So it's the end of the month already and we are now into March and the prelude to spring. All things considered it's been a pretty good start to the year with plenty of reasonable birds and good sized floods to keep the interest ticking over. This all culminated a couple of weekends ago in real Meadow Mega and what may well be the first for the Patch itself. The bird in question was a Black Redstart which was reported up in Wolvercote on Sunday 21st. The location, in a garden next to a horse paddock, was rather unlikely as these birds normally like tall buildings on which to loiter.

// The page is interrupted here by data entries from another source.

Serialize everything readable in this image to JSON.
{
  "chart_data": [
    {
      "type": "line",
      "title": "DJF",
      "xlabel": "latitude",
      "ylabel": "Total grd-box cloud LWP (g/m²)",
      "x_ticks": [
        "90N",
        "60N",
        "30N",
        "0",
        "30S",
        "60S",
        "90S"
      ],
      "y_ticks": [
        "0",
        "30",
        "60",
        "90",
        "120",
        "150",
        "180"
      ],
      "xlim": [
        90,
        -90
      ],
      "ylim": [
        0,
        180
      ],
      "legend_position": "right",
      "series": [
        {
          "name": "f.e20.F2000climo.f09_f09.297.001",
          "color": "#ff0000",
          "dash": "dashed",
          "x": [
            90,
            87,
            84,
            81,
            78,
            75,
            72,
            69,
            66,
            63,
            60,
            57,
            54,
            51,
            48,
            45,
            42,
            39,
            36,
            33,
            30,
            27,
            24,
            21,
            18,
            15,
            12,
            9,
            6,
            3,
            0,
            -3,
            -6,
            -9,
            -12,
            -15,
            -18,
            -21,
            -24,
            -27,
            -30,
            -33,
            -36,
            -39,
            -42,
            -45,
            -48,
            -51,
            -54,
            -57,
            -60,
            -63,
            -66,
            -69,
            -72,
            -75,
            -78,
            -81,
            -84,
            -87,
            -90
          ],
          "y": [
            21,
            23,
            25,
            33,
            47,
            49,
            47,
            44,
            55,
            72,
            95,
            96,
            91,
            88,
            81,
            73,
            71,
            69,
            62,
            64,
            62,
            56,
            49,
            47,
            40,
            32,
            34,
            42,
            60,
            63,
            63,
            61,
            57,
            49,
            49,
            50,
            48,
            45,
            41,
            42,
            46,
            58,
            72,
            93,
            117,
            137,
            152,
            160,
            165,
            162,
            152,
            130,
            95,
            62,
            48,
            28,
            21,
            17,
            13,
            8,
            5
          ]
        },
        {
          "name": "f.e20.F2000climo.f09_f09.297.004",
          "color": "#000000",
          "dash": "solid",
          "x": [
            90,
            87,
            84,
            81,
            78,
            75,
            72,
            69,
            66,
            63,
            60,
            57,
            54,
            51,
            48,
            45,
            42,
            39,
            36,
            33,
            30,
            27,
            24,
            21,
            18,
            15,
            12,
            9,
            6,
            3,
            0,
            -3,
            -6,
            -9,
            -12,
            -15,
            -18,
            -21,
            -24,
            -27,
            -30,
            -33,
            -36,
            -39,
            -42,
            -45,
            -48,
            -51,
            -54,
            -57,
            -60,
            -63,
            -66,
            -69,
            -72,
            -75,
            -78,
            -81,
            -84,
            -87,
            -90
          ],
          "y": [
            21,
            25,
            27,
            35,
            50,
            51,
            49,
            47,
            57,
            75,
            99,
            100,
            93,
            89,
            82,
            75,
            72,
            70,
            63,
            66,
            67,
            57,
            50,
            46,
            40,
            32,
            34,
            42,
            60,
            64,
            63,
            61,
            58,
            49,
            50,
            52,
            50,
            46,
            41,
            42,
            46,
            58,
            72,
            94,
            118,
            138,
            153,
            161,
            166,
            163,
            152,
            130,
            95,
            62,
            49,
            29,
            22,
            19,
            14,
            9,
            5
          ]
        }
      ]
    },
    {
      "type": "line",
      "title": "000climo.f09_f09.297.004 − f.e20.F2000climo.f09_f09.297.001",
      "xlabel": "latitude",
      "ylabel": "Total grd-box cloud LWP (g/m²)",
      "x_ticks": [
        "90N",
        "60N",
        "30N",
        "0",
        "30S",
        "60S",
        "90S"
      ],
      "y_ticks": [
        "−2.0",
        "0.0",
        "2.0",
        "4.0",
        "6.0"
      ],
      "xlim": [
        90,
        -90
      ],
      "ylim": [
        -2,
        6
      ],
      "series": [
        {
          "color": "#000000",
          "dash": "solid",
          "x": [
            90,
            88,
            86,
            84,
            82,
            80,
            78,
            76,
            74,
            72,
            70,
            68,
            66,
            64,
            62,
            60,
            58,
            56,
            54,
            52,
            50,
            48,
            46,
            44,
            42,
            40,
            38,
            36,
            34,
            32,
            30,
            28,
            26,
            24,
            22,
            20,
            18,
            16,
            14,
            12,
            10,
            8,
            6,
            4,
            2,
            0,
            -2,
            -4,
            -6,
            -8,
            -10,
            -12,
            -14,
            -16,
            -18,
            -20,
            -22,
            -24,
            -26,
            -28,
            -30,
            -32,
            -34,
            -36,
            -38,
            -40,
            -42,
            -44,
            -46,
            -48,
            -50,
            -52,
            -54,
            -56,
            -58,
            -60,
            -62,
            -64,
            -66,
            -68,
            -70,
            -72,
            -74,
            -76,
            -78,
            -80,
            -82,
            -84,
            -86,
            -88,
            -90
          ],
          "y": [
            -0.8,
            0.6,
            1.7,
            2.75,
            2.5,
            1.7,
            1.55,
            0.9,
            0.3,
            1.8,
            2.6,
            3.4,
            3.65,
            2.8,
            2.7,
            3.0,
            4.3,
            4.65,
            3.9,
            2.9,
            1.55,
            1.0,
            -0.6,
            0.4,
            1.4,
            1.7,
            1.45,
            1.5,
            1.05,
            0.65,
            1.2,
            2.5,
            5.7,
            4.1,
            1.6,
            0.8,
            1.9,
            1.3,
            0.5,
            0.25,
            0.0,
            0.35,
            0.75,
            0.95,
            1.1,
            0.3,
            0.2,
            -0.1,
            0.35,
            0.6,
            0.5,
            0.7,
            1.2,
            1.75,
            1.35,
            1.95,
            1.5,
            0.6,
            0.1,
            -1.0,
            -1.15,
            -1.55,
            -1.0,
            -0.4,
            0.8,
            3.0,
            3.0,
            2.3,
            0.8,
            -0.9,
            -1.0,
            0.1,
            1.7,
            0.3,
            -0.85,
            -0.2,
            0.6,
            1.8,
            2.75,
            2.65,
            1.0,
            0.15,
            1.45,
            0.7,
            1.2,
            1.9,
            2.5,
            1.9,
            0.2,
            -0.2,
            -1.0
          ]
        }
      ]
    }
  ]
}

Still the report turned out to be accurate and after a bit of searching (and thankfully bumping into the people who originally found it) it was refound feeding at the back of a house, hopping on and off the fence posts.
|Black Redstart courtesy of Matthew Lloyd|
We did put this species on the patch list a couple of years ago thanks to a bird that was seen on the Green College observatory building. The truth is that this is a bit of a stretch of the patch boundaries and it should really be in the Oxford city patch list (where there have been quite a few over the years). So this is the first genuine record that could reasonably be said to be within the Port Meadow area.
Apart from the Black Redstart, most of the interest has been coming from the gulls. There have been a number of further Caspian Gull sightings over the last couple of weeks and also some more Mediterranean Gulls.
|This gorgeous Mediterranean Gull was seen on the floods the same day as the |
Black Restart was found, making for a great day's birding on the Meadow
In the last week or so there has been a bit of movement on the wader front with some Redshank, Oystercatchers and Dunlin being seen on the floods. There has also been a bit of a pick-up in Golden Plover numbers with a flock of 150 seen this week. There are still good numbers of duck around with Shelduck counts varying between 2 and 6 each day. We still have a few Pintail about though Wigeon and Teal numbers are starting to reduce slightly. Also of note was a male Pochard (a year tick) flying back and forth over the floods a couple of weeks ago.
In the warmer weather that we've been having I have been hearing the first warblings of Blackcaps and singing Chiffchaff. In the Trap Grounds on Sunday there were singing Reed Bunting and squealing Water Rail. The natural world is gearing up for the breeding season.
So looking ahead, in March we might reasonably hope to get the first Sand Martin sightings and Garganey is another bird that it worth looking out for this month. March is of course the prime spring passage month for Med Gulls so we might reasonably hope for some more of these in what already has been an unusually good year for this species. Talking of gulls, a nice end-of-season white winger would be much appreciated as it's been a few years since we've had either Iceland or Glaucous Gull on the Meadow.